For four nights aurora-focused, with one tour each in Tromsø vs. four self-organised lake walks in Abisko:
| Tromsø, 4 nights | Abisko, 4 nights | |
|---|---|---|
| Flights from London | ~£280 return direct | ~£220 return via Stockholm + £80 Stockholm-Kiruna |
| Hotel (mid-range, 4 nights) | ~NOK 9,500 (~€820) | ~SEK 8,400 (~€725) |
| Aurora tour(s) | 2 hunt tours: ~NOK 3,400 (~€295) | 1 photo tour, 3 self-walk: ~SEK 800 (~€70) |
| Daytime activity (1 day) | Whale or dog tour: ~NOK 1,800 (~€155) | Snowshoe + chairlift: ~SEK 1,400 (~€120) |
| Food, 4 days, mid-range | ~NOK 4,800 (~€415) | ~SEK 3,200 (~€275, mostly STF buffet) |
| Local transport | ~NOK 600 (~€50) | ~SEK 500 (~€43) |
| Per person, ex flights | ~€1,735 | ~€1,235 |
Abisko is cheaper because you don’t need the tours.
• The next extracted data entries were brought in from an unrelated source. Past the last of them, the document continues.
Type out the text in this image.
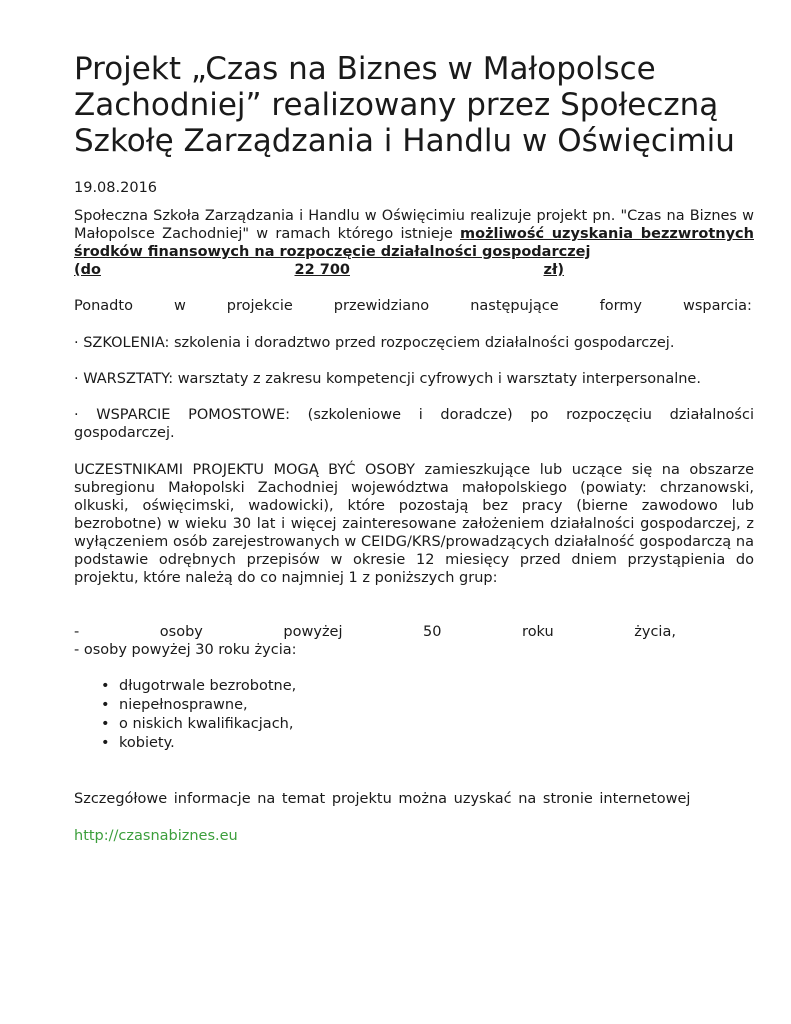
Projekt „Czas na Biznes w Małopolsce Zachodniej” realizowany przez Społeczną Szkołę Zarządzania i Handlu w Oświęcimiu
19.08.2016
Społeczna Szkoła Zarządzania i Handlu w Oświęcimiu realizuje projekt pn. "Czas na Biznes w Małopolsce Zachodniej" w ramach którego istnieje możliwość uzyskania bezzwrotnych środków finansowych na rozpoczęcie działalności gospodarczej
(do	22 700	zł)
Ponadto	w	projekcie	przewidziano	następujące	formy	wsparcia:

· SZKOLENIA: szkolenia i doradztwo przed rozpoczęciem działalności gospodarczej.

· WARSZTATY: warsztaty z zakresu kompetencji cyfrowych i warsztaty interpersonalne.

· WSPARCIE POMOSTOWE: (szkoleniowe i doradcze) po rozpoczęciu działalności gospodarczej.

UCZESTNIKAMI PROJEKTU MOGĄ BYĆ OSOBY zamieszkujące lub uczące się na obszarze subregionu Małopolski Zachodniej województwa małopolskiego (powiaty: chrzanowski, olkuski, oświęcimski, wadowicki), które pozostają bez pracy (bierne zawodowo lub bezrobotne) w wieku 30 lat i więcej zainteresowane założeniem działalności gospodarczej, z wyłączeniem osób zarejestrowanych w CEIDG/KRS/prowadzących działalność gospodarczą na podstawie odrębnych przepisów w okresie 12 miesięcy przed dniem przystąpienia do projektu, które należą do co najmniej 1 z poniższych grup:

-	osoby	powyżej	50	roku	życia,
- osoby powyżej 30 roku życia:
• długotrwale bezrobotne,
• niepełnosprawne,
• o niskich kwalifikacjach,
• kobiety.

Szczegółowe informacje na temat projektu można uzyskać na stronie internetowej

http://czasnabiznes.eu
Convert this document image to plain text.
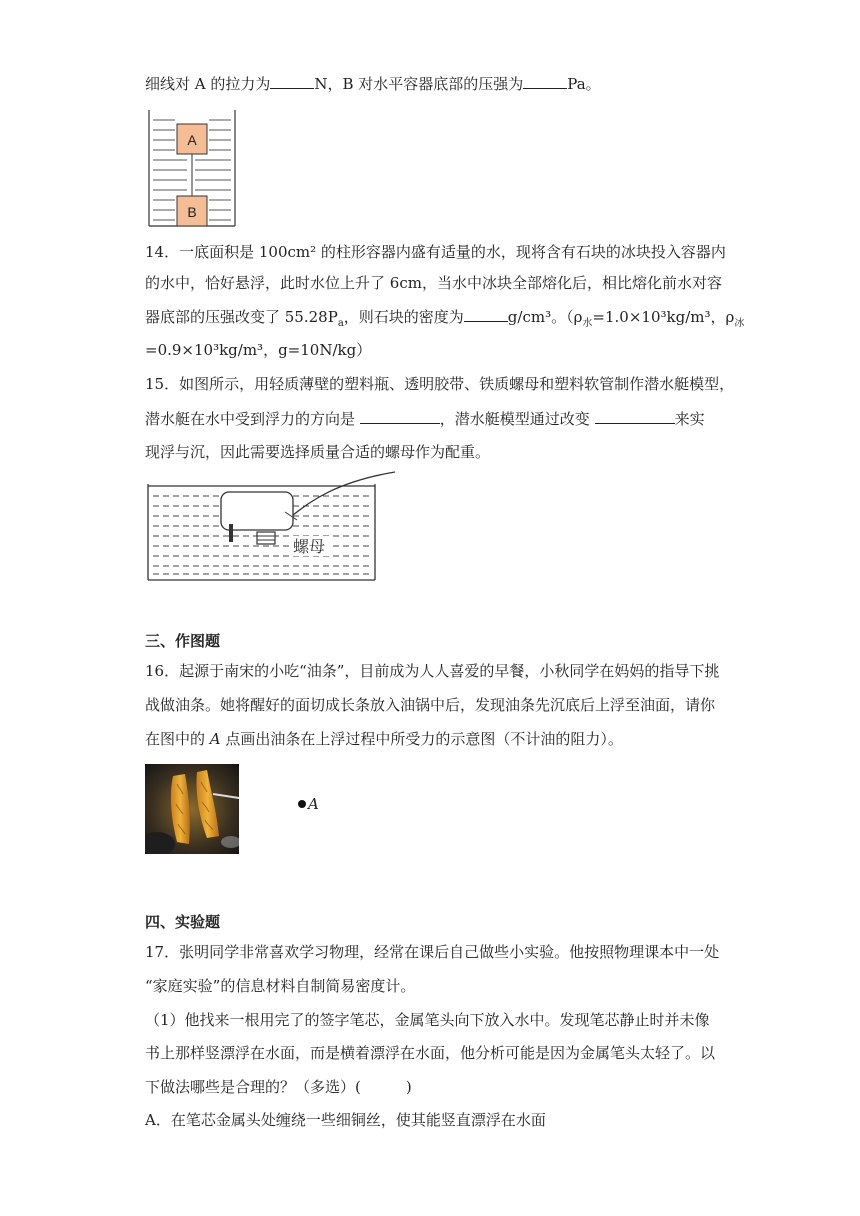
细线对 A 的拉力为	N，B 对水平容器底部的压强为	Pa。
A
B
14．一底面积是 100cm² 的柱形容器内盛有适量的水，现将含有石块的冰块投入容器内
的水中，恰好悬浮，此时水位上升了 6cm，当水中冰块全部熔化后，相比熔化前水对容
器底部的压强改变了 $55.28P_a$，则石块的密度为	g/cm³。（$\rho_水=1.0\times 10^3kg/m^3$，$\rho_冰$
=0.9×10³kg/m³，g=10N/kg）
15．如图所示，用轻质薄壁的塑料瓶、透明胶带、铁质螺母和塑料软管制作潜水艇模型，
潜水艇在水中受到浮力的方向是	，潜水艇模型通过改变	来实
现浮与沉，因此需要选择质量合适的螺母作为配重。
螺母
三、作图题
16．起源于南宋的小吃“油条”，目前成为人人喜爱的早餐，小秋同学在妈妈的指导下挑
战做油条。她将醒好的面切成长条放入油锅中后，发现油条先沉底后上浮至油面，请你
在图中的 A 点画出油条在上浮过程中所受力的示意图（不计油的阻力）。
A
四、实验题
17．张明同学非常喜欢学习物理，经常在课后自己做些小实验。他按照物理课本中一处
“家庭实验”的信息材料自制简易密度计。
（1）他找来一根用完了的签字笔芯，金属笔头向下放入水中。发现笔芯静止时并未像
书上那样竖漂浮在水面，而是横着漂浮在水面，他分析可能是因为金属笔头太轻了。以
下做法哪些是合理的？（多选）(　　　)
A．在笔芯金属头处缠绕一些细铜丝，使其能竖直漂浮在水面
That cost differential roughly funds an extra two nights, which is the real argument for it. If you have the same budget, you get more aurora exposure in Abisko.
Comparing to the alternatives

If neither town fits, the obvious cousins are Finnish Lapland (Levi, Saariselkä, Ylläs, Kakslauttanen) for glass igloos and a slightly more developed family-resort feel; we have a dedicated breakdown in the Finnish Lapland northern lights guide. Iceland is the wildest of the four for landscapes but the most weather-cursed for actually seeing aurora; see our Iceland aurora guide for the realistic odds. Lofoten in Norway has insane scenery and decent dark skies but is a four-hour drive from any airport and feels remote in a different way to Abisko. Alta is Tromsø’s quieter sibling, two hours by air to the east, and has the original ice hotel, but the experience is essentially “Tromsø with fewer restaurants and the same cloud”.

So which one should you actually book

Run through this. It’s faster than another listicle.
- Three nights or more, lights are the priority, you can handle -20°C, you don’t need restaurants. Abisko.
- Three nights or more, you want a real Arctic city around the chase, whales sound great, you’d like a sushi option. Tromsø.
- One week, want both. Two nights Tromsø, four nights Abisko. Bus to Narvik, train to Abisko. Fly out of Kiruna.
- Travelling with non-aurora-obsessed partner or kids who’ll get bored. Tromsø. Or actually Finnish Lapland with the glass igloos.
- Photographer, want to come back with the shot. Abisko, with one Lights Over Lapland night, and pre-buy the Sky Station ticket for the strongest forecast night.
- Two nights total. Probably skip. Save it for next year.

The lights have been on the same nightly cycle for three billion years. You can come back. The question this season is which fail mode you’d rather risk: a Tromsø trip where the city is delightful and the cloud beats you, or an Abisko trip where the sky is open and the village offers nothing beyond a sauna and a buffet. Pick the failure you can live with. The success on either side looks the same.